Audrey Hepburn, el icono y la mujer

Audrey Hepburn, el icono y la mujer

Audrey Hepburn, el icono y la mujer

Una muestra de fotografías en la National Portrait Gallery de Londres realza su imagen como emblema de la elegancia e invita a explorar la dimensión humana de una musa eterna.

“Si tuviera que escribir mi propia biografìa —dijo una vez la actriz— empezaría así: ‘Nací en Bruselas, Bélgica, el 4 de mayo de 1929 y morí seis semanas más tarde”. Según la modesta Audrey, la tos convulsiva que la tuvo al borde la muerte de bebé era el único hecho excepcional de su vida, una existencia que a pesar de estar signada por las luminarias de Hollywood y el glamour del mundillo de la moda ella encontraba común y corriente.

Sus contemporáneos no estuvieron de acuerdo y construyeron de su imagen un icono venerado hasta hoy. Una esperada muestra de más de 70 retratos de la actriz que hasta el 18 de octubre se puede visitar en la National Portrait Gallery de Londres confirma su vigencia. La mitad de las fotos pertenece a la colección personal de sus hijos, Sean Hepburn Ferrer y Luca Dotti. A pesar de estar en litigio por las pertenencias de esta leyenda del cine, los herederos coinciden en un concepto que reafirma la autopercepción de Audrey: puertas adentro, disfrutaron de una madre amorosa, abnegada y, por sobre todas las cosas, común y corriente.

En cambio, la exhibición habla de la faceta más extraordinaria de esta mujer, la sublime fotogenia que se revela hasta en sus imágenes más tempranas, como un retrato familiar de 1938, cuando la actriz tenía solo 9 años y, espontáneamente, ya seducía a la cámara sin necesidad de producción ni artilugios de maquillaje. Fotografiada a color, en blanco y negro, vestida con exquisitos diseños de Givenchy o con un top básico para la revista Vogue, Audrey expresaba elegancia con ligereza e inocencia únicas. Desde la pantalla grande, la gracia de su cuello de cisne y su figura diminuta establecieron un nuevo estándar de belleza.

¿Pero acaso su voz, sus gestos y su cuerpo en movimiento en largometrajes como +Desayuno en Tiffany`s+ o +Sabrina+ representan la versión de Audrey más duradera en tiempo? ¿O es que su encanto consigue trascender mejor, estático y eterno, en sus exquisitas fotografías? La curadora de la muestra londinense, Helen Trompeteler, asegura que mientras los filmes de la actriz en general son vistos una sola vez en la vida por el espectador promedio, su condición de icono cultural hace que sus fotos sean contempladas una y otra vez, transformándose en un objeto familiar y cotidiano aún para generaciones muy posteriores a ella. Pareciera ser que en el caso de Audrey, una imagen dice más que mil películas.

 

CLAROSCUROS. Sin embargo, la mujer real detrás del icono fabricado por la moda y la industria del cine estuvo muy lejos de ser plana y unidimensional. La actriz vivió signada por el abandono de su padre cuando era una niña y la extrema exigencia de su madre, una aristócrata europea. El horror de la segunda guerra mundial, las penurias y el hambre que vivió junto a su familia en una Holanda ocupada por el nazismo determinaron la vocación humanitaria que ejerció hasta el final de sus días.

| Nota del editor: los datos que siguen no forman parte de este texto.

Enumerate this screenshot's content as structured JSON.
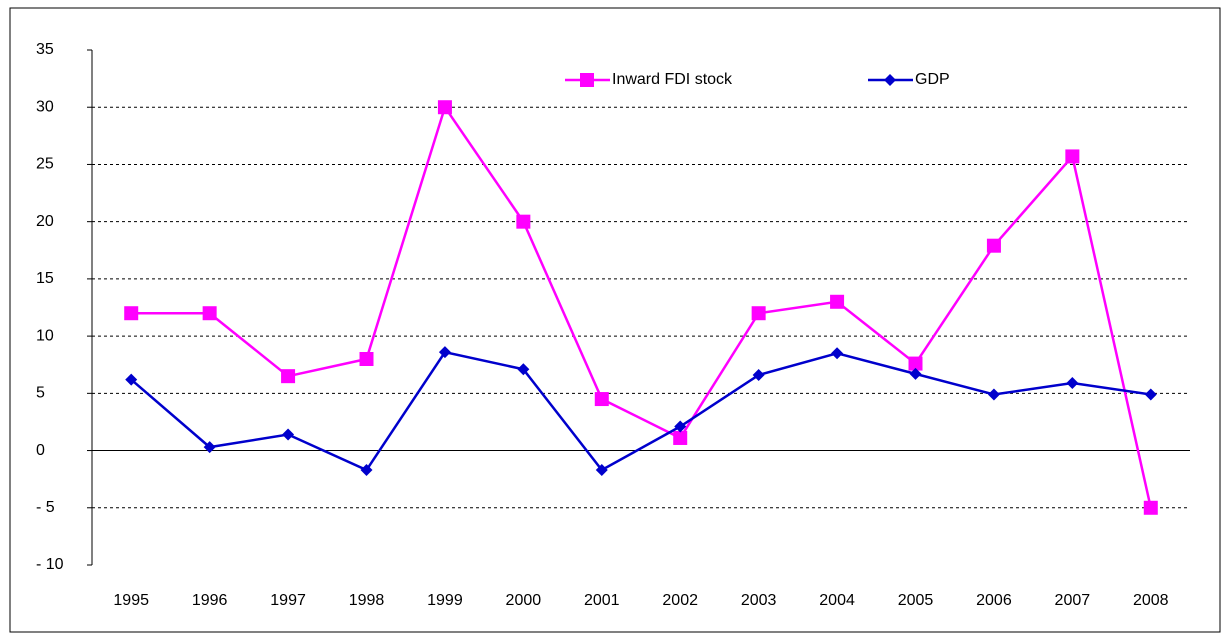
{
  "chart_data": {
    "type": "line",
    "categories": [
      "1995",
      "1996",
      "1997",
      "1998",
      "1999",
      "2000",
      "2001",
      "2002",
      "2003",
      "2004",
      "2005",
      "2006",
      "2007",
      "2008"
    ],
    "series": [
      {
        "name": "Inward FDI stock",
        "color": "#ff00ff",
        "marker": "square",
        "values": [
          12,
          12,
          6.5,
          8,
          30,
          20,
          4.5,
          1.1,
          12,
          13,
          7.6,
          17.9,
          25.7,
          -5
        ]
      },
      {
        "name": "GDP",
        "color": "#0000cc",
        "marker": "diamond",
        "values": [
          6.2,
          0.3,
          1.4,
          -1.7,
          8.6,
          7.1,
          -1.7,
          2.1,
          6.6,
          8.5,
          6.7,
          4.9,
          5.9,
          4.9
        ]
      }
    ],
    "ylim": [
      -10,
      35
    ],
    "yticks": [
      {
        "value": -10,
        "label": "- 10"
      },
      {
        "value": -5,
        "label": "- 5"
      },
      0,
      5,
      10,
      15,
      20,
      25,
      30,
      35
    ],
    "grid": true,
    "legend": "top"
  }
}
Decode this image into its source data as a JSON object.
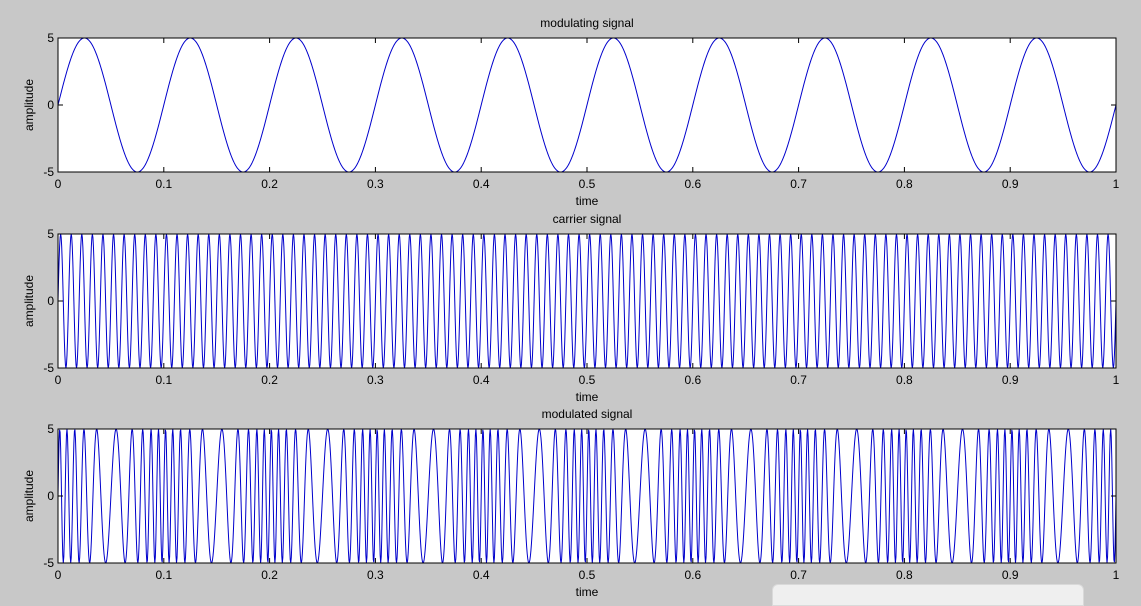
{
  "window": {
    "background": "#c8c8c8"
  },
  "colors": {
    "line": "#0000cc",
    "axes_bg": "#ffffff",
    "axes_edge": "#000000",
    "text": "#000000"
  },
  "chart_data": [
    {
      "type": "line",
      "title": "modulating signal",
      "xlabel": "time",
      "ylabel": "amplitude",
      "xlim": [
        0,
        1
      ],
      "ylim": [
        -5,
        5
      ],
      "xticks": [
        "0",
        "0.1",
        "0.2",
        "0.3",
        "0.4",
        "0.5",
        "0.6",
        "0.7",
        "0.8",
        "0.9",
        "1"
      ],
      "yticks": [
        "-5",
        "0",
        "5"
      ],
      "grid": false,
      "series": [
        {
          "function": "sine",
          "amplitude": 5,
          "frequency": 10,
          "sample_count": 2000,
          "x_range": [
            0,
            1
          ]
        }
      ]
    },
    {
      "type": "line",
      "title": "carrier signal",
      "xlabel": "time",
      "ylabel": "amplitude",
      "xlim": [
        0,
        1
      ],
      "ylim": [
        -5,
        5
      ],
      "xticks": [
        "0",
        "0.1",
        "0.2",
        "0.3",
        "0.4",
        "0.5",
        "0.6",
        "0.7",
        "0.8",
        "0.9",
        "1"
      ],
      "yticks": [
        "-5",
        "0",
        "5"
      ],
      "grid": false,
      "series": [
        {
          "function": "sine",
          "amplitude": 5,
          "frequency": 100,
          "sample_count": 2000,
          "x_range": [
            0,
            1
          ]
        }
      ]
    },
    {
      "type": "line",
      "title": "modulated signal",
      "xlabel": "time",
      "ylabel": "amplitude",
      "xlim": [
        0,
        1
      ],
      "ylim": [
        -5,
        5
      ],
      "xticks": [
        "0",
        "0.1",
        "0.2",
        "0.3",
        "0.4",
        "0.5",
        "0.6",
        "0.7",
        "0.8",
        "0.9",
        "1"
      ],
      "yticks": [
        "-5",
        "0",
        "5"
      ],
      "grid": false,
      "series": [
        {
          "function": "fm_sine",
          "amplitude": 5,
          "carrier_frequency": 100,
          "message_frequency": 10,
          "modulation_index": 5,
          "sample_count": 2000,
          "x_range": [
            0,
            1
          ]
        }
      ]
    }
  ]
}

Muchos años después de esos tiempos oscuros expresó su identificación con Ana Frank; la niña judía había nacido el mismo año que ella y vivido la misma guerra en el mismo país. “Ella estaba encerrada y yo estaba afuera. Leer sus diarios me dejó tan destrozada que jamás he vuelto a ser la misma”, confesó. La pérdida de cinco embarazos y el fracaso de sus dos matrimonios también fueron hechos traumáticos para la “princesa de Hollywood”. Pero nada opacó su sensibilidad y conciencia social. Ni siquiera un diagnóstico de cáncer, a principios de la década de los noventa, cuando misionaba como embajadora internacional de UNICEF.

El 20 de enero de 1993, a los sesenta y tres años, Audrey Hepburn falleció rodeada de sus seres queridos. Poco antes había confesado: “La vida me ha dado mucho más de lo que nunca he soñado. No hubo grandes decepciones, o esperanzas que no saliesen bien. No esperaba mucho y por eso soy la mujer menos amargada que conozco”.